Defining your Product Strategy
✨🔭 Product Strategy 🔭✨
Most early-stage companies just have to focus on delighting users by solving a problem for them. But once that problem is solved, a question often arises: what next?
In other words: what's our Product Strategy for the coming years?
"Product strategy answers the question, "How will your product delight customers, in hard to copy, margin-enhancing ways?""
Answering that question will be the entry point to your strategy-defining journey. Then you will learn to turn these answers into an actionable Product Strategy.
📗 Gibson Biddle's How to Define Your Product Strategy is a step-by-step guide to defining your product strategy, illustrated with Netflix (where Gibson was VP of Product).
Data Governance at LinkedIn with DataHub
Datasets are like servers.
They scaled so much in volume in recent years that we have to treat them as cattle, not pets.
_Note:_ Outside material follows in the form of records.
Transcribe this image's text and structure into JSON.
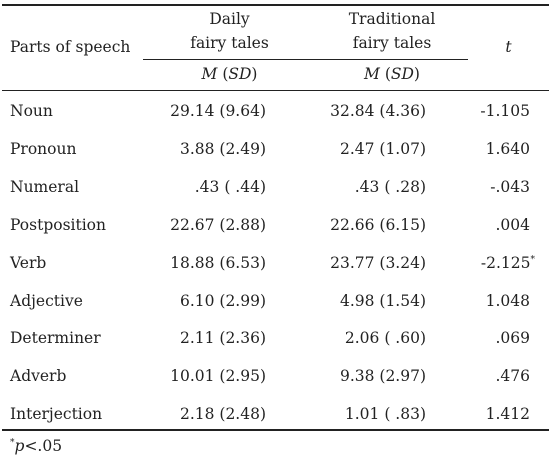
{
  "table": {
    "header": {
      "parts_of_speech": "Parts of speech",
      "group1_line1": "Daily",
      "group1_line2": "fairy tales",
      "group2_line1": "Traditional",
      "group2_line2": "fairy tales",
      "t_label": "t",
      "m": "M",
      "sd": "SD"
    },
    "rows": [
      {
        "label": "Noun",
        "daily": "29.14 (9.64)",
        "traditional": "32.84 (4.36)",
        "t": "-1.105",
        "t_mark": ""
      },
      {
        "label": "Pronoun",
        "daily": "3.88 (2.49)",
        "traditional": "2.47 (1.07)",
        "t": "1.640",
        "t_mark": ""
      },
      {
        "label": "Numeral",
        "daily": ".43 ( .44)",
        "traditional": ".43 ( .28)",
        "t": "-.043",
        "t_mark": ""
      },
      {
        "label": "Postposition",
        "daily": "22.67 (2.88)",
        "traditional": "22.66 (6.15)",
        "t": ".004",
        "t_mark": ""
      },
      {
        "label": "Verb",
        "daily": "18.88 (6.53)",
        "traditional": "23.77 (3.24)",
        "t": "-2.125",
        "t_mark": "*"
      },
      {
        "label": "Adjective",
        "daily": "6.10 (2.99)",
        "traditional": "4.98 (1.54)",
        "t": "1.048",
        "t_mark": ""
      },
      {
        "label": "Determiner",
        "daily": "2.11 (2.36)",
        "traditional": "2.06 ( .60)",
        "t": ".069",
        "t_mark": ""
      },
      {
        "label": "Adverb",
        "daily": "10.01 (2.95)",
        "traditional": "9.38 (2.97)",
        "t": ".476",
        "t_mark": ""
      },
      {
        "label": "Interjection",
        "daily": "2.18 (2.48)",
        "traditional": "1.01 ( .83)",
        "t": "1.412",
        "t_mark": ""
      }
    ]
  },
  "footnote": {
    "mark": "*",
    "p": "p",
    "text": "<.05"
  }
}
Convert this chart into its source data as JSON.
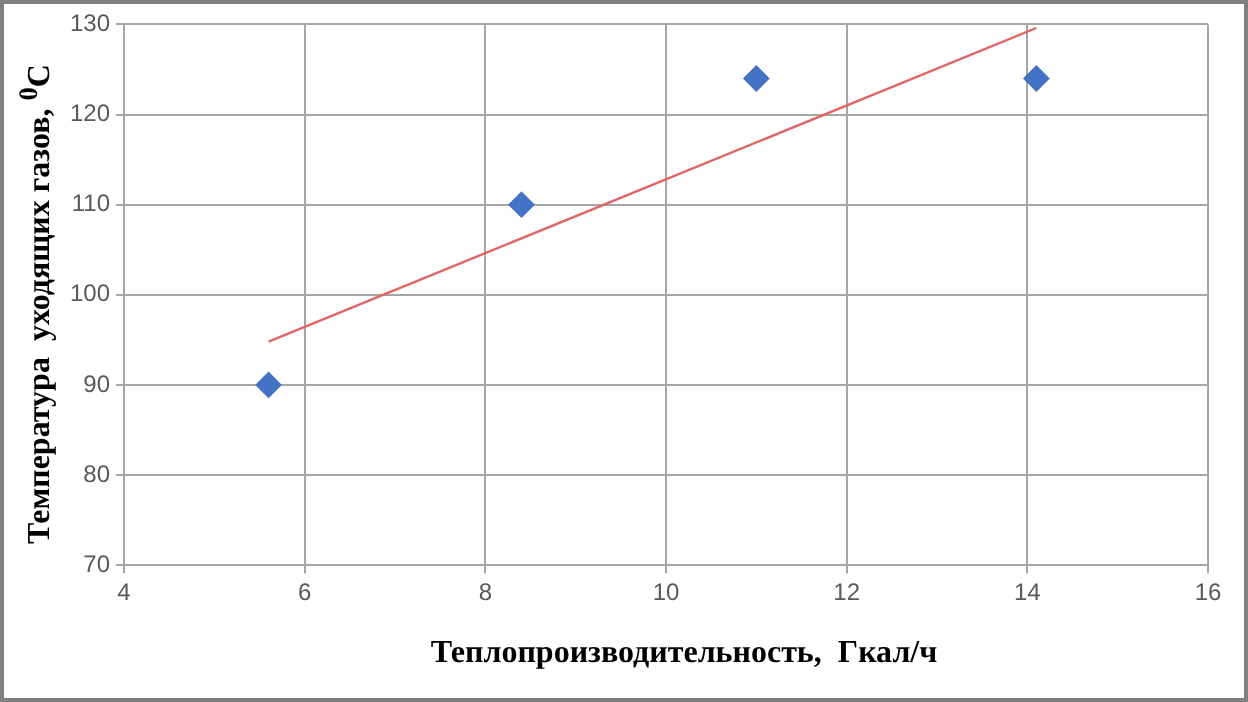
{
  "chart_data": {
    "type": "scatter",
    "xlabel": "Теплопроизводительность,  Гкал/ч",
    "ylabel": "Температура  уходящих газов, $^{0}$C",
    "series": [
      {
        "type": "scatter",
        "color": "#4472c4",
        "x": [
          5.6,
          8.4,
          11,
          14.1
        ],
        "values": [
          90,
          110,
          124,
          124
        ],
        "marker": "diamond"
      },
      {
        "type": "line",
        "color": "#e06666",
        "x": [
          5.6,
          14.1
        ],
        "values": [
          94.8,
          129.6
        ],
        "marker": "none",
        "line_style": "solid"
      }
    ],
    "xlim": [
      4,
      16
    ],
    "xticks": [
      4,
      6,
      8,
      10,
      12,
      14,
      16
    ],
    "ylim": [
      70,
      130
    ],
    "yticks": [
      70,
      80,
      90,
      100,
      110,
      120,
      130
    ],
    "grid": true,
    "legend": false
  }
}
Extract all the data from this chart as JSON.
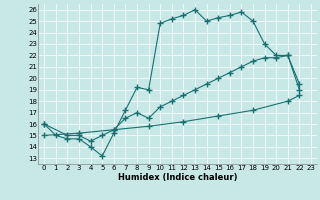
{
  "xlabel": "Humidex (Indice chaleur)",
  "bg_color": "#c8e8e8",
  "line_color": "#1a7070",
  "xlim": [
    -0.5,
    23.5
  ],
  "ylim": [
    12.5,
    26.5
  ],
  "xticks": [
    0,
    1,
    2,
    3,
    4,
    5,
    6,
    7,
    8,
    9,
    10,
    11,
    12,
    13,
    14,
    15,
    16,
    17,
    18,
    19,
    20,
    21,
    22,
    23
  ],
  "yticks": [
    13,
    14,
    15,
    16,
    17,
    18,
    19,
    20,
    21,
    22,
    23,
    24,
    25,
    26
  ],
  "line1": {
    "x": [
      0,
      1,
      2,
      3,
      4,
      5,
      6,
      7,
      8,
      9,
      10,
      11,
      12,
      13,
      14,
      15,
      16,
      17,
      18,
      19,
      20,
      21,
      22
    ],
    "y": [
      16,
      15,
      14.7,
      14.7,
      14,
      13.2,
      15.2,
      17.2,
      19.2,
      19,
      24.8,
      25.2,
      25.5,
      26.0,
      25.0,
      25.3,
      25.5,
      25.8,
      25.0,
      23.0,
      22.0,
      22.0,
      19.0
    ]
  },
  "line2": {
    "x": [
      0,
      2,
      3,
      4,
      5,
      6,
      7,
      8,
      9,
      10,
      11,
      12,
      13,
      14,
      15,
      16,
      17,
      18,
      19,
      20,
      21,
      22
    ],
    "y": [
      16,
      15,
      15,
      14.5,
      15,
      15.5,
      16.5,
      17,
      16.5,
      17.5,
      18.0,
      18.5,
      19.0,
      19.5,
      20.0,
      20.5,
      21.0,
      21.5,
      21.8,
      21.8,
      22.0,
      19.5
    ]
  },
  "line3": {
    "x": [
      0,
      3,
      6,
      9,
      12,
      15,
      18,
      21,
      22
    ],
    "y": [
      15,
      15.2,
      15.5,
      15.8,
      16.2,
      16.7,
      17.2,
      18.0,
      18.5
    ]
  }
}
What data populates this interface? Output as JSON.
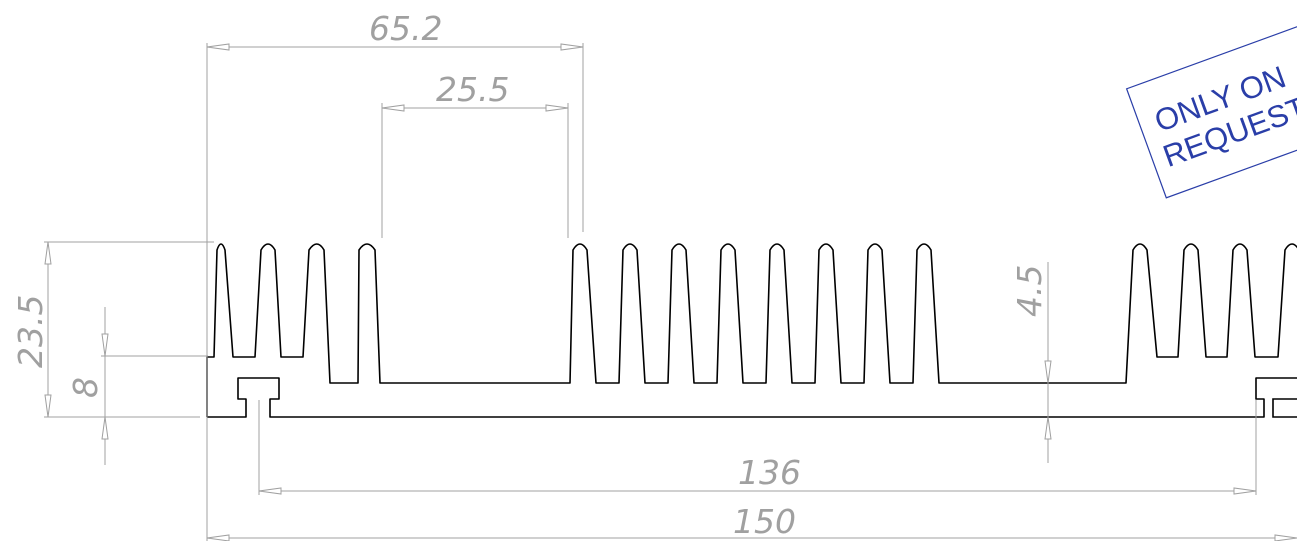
{
  "drawing": {
    "dimensions": {
      "overall_width": "150",
      "slot_pitch_width": "136",
      "left_group_width": "65.2",
      "gap_width": "25.5",
      "total_height": "23.5",
      "base_height": "8",
      "base_thickness": "4.5"
    },
    "stamp": {
      "line1": "ONLY ON",
      "line2": "REQUEST"
    },
    "colors": {
      "profile": "#000000",
      "dimension": "#a0a0a0",
      "stamp": "#2a3ea8"
    }
  }
}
And even with the best naming conventions, field names are just field names. If you want to validate, anonymize fields, or create any generic process, you need dataset metadata to be up-to-date.
And like code documentation, the further it is from the production code, the less likely dataset metadata will stay up-to-date. So naturally, teams tend to "Shift (metadata) left" i.e. push annotations to live with the production source of truth: the data schema.
"Let us suggest, instead of thinking about governance and annotation as an activity that happens post-hoc, embedding annotations directly into the schemas of our datasets as they are being created and updated."
📗 LinkedIn's Shifting left on governance: DataHub and schema annotations is a quick read detailing how LinkedIn moved dataset metadata from a central data-owned hub to a distributed schema annotation method. Generally, it follows a trend of "IDL-driven development" that you shouldn't miss.
Writing Architecture Decision Records at Spotify
Do you make many code review comments like "The correct way to do X is Y"? Are you sometimes unable to explain why?
Your team needs ADRs!
As software projects grow, as does the number of decisions. After a few years, the people and context change, but these decisions stay. The cost of undocumented decisions only increases with time.
"An Architecture Decision Record (ADR) is a document that captures a decision, including the context of how the decision was made and the consequences of adopting the decision."
"An ADR should be written whenever a decision of significant impact is made; it is up to each team to align on what defines a significant impact."
📗 Spotify's When Should I Write an Architecture Decision Record is a short, actionable article discussing the benefits of using ADRs and specific use cases. Josef Blake explains ADRs can be written for small and large, present and past decisions. It's never too late, and almost always a good idea to write an ADR. Not actionable enough for you? The article ends with a decision diagram as a visual summary.
If you want a public example of Spotify teams using ADRs, read Backstage's (a Spotify-led open-source product) decision records.
Everything you need to know about UUIDs
When using UUIDs, many software engineers just use the default version their framework or library provides.
We encounter UUIDs daily in software, yet do we know enough about them? Did you know there are officially five different types of UUIDs, eight if you count recently proposed ones?
All UUIDs represent a specific use case, from entirely random (v4) to content-aware ids and time-ordered ones.
And with storage systems evolving into large distributed systems, new constraints like database locality arise. These new constraints lead to updated UUID versions. For instance, the proposed UUID v6 is a replacement for UUID v1.
📗 Cockroach Labs' What is a UUID is a brief justification of UUIDs and an overview of the different types and use-cases of such identifiers. If you have read that and not learned enough, you can read the IETF draft for new UUID formats.
PS: I'll add one tip: there is a reason your database has a built-in UUID type. It's to prevent you from storing it as a string. You'll more than double the storage space if you store the 36 chars string instead of a 16 bytes UUID.